Sometimes President Obama has to kill American citizens with robots. But despite what you've seen in pseudo-historically accurate films like Zero Dark Thirty and Expendables 2, there is a lengthy, sterile, heavily footnoted process to murdering a human who is protected by the Constitution, and today we know what that is. NBC News has obtained a memo written by the Justice Department to members of Congress that states that the president can order the killing of an American citizen if they are suspected to be "senior operational leaders" of Al Qaeda or "an associated force," even if there is no information that they may be plotting an attack on the U.S.
The document that outlines how "an informed, high-level official of the U.S. government" can commit murder, which at 16 pages [PDF] is shorter than a term paper you wrote about The Wasteland, was originally distributed to members of the Senate Intelligence and Judiciary Committees last summer.
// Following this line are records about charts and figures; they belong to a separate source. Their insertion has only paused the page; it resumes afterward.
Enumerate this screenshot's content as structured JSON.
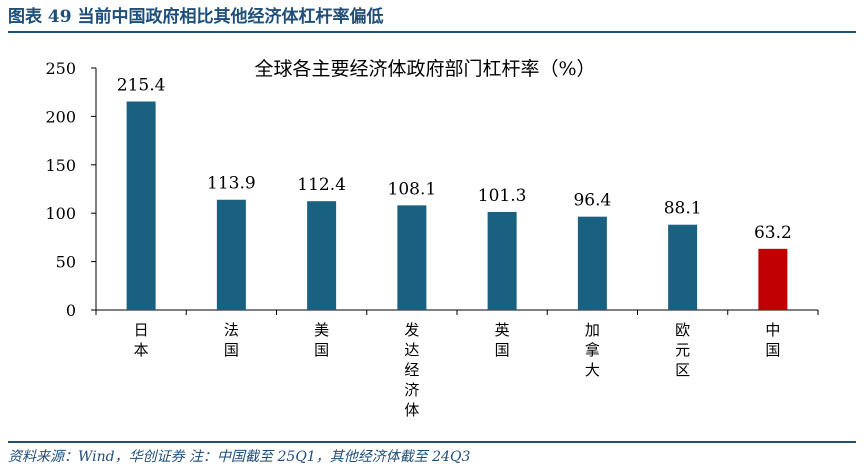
{
  "figure": {
    "title": "图表 49   当前中国政府相比其他经济体杠杆率偏低",
    "source": "资料来源：Wind，华创证券   注：中国截至 25Q1，其他经济体截至 24Q3"
  },
  "colors": {
    "bar": "#1a6080",
    "highlight": "#c00000",
    "frame": "#1f4e79"
  },
  "chart_data": {
    "type": "bar",
    "title": "全球各主要经济体政府部门杠杆率（%）",
    "xlabel": "",
    "ylabel": "",
    "categories": [
      "日本",
      "法国",
      "美国",
      "发达经济体",
      "英国",
      "加拿大",
      "欧元区",
      "中国"
    ],
    "values": [
      215.4,
      113.9,
      112.4,
      108.1,
      101.3,
      96.4,
      88.1,
      63.2
    ],
    "data_labels": [
      "215.4",
      "113.9",
      "112.4",
      "108.1",
      "101.3",
      "96.4",
      "88.1",
      "63.2"
    ],
    "highlight_category": "中国",
    "ylim": [
      0,
      250
    ],
    "yticks": [
      0,
      50,
      100,
      150,
      200,
      250
    ],
    "grid": false,
    "legend": "none"
  }
}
Much of what is in the document was stated by Attorney General Eric Holder during a speech to Northwestern University law students: "targeted individuals" must pose "an imminent threat of violent attack against the United States," capture must be "infeasible," and "the operation is conducted in a manner consistent with the four fundamental principles of the laws of war governing the use of force."
But the document, which is merely a "white paper" summary, not an official Justice Department legal memorandum, also fires a hellfire missile into Merriam Webster's word-bunker. According to ACLU deputy legal director Jameel Jaffer, the opinion “redefines the word imminence in a way that deprives the word of its ordinary meaning.” But who's to say whether "imminence" means "about to happen" or "ready to take place" or "when Mr. President shoots a clay pigeon with the face of a "targeted individual" painted on it?"
And don't worry, these killings aren't legally-prohibited assassinations either. Sure, they may sound like the president is "injuring or destroying unexpectedly and treacherously," but it's self-defense.
“A lawful killing in self-defense is not an assassination,” the white paper reads. “In the Department’s view, a lethal operation conducted against a U.S. citizen whose conduct poses an imminent threat of violent attack against the United States would be a legitimate act of national self-defense that would not violate the assassination ban.
Besides, this document isn't even the real legal opinion of the Justice Department's Office of Legal Counsel—surely those documents are less "chilling" to the Constitution.
Tracy Schmaler, a Justice Department spokeswoman, declined to comment to NBC about the document.
The spokeswoman...instead pointed to public speeches by what she called a “parade” of administration officials, including [John] Brennan, Holder, former State Department Legal Adviser Harold Koh and former Defense Department General Counsel Jeh Johnson that she said outlined the “legal framework” for such operations.
Brennan, who was complicit with the torture conducted at CIA black sites during the Bush administration and is President Obama's current nomination for CIA Director, is about to enter his Senate confirmation hearings. Jeh Johnson just left his post as the Defense Department's general counsel, during which he told us that Martin Luther King, Jr. would support the wars in Iraq and Afghanistan.
Wonder if a murdered American citizen would support the legal reasoning behind the government murdering American citizens?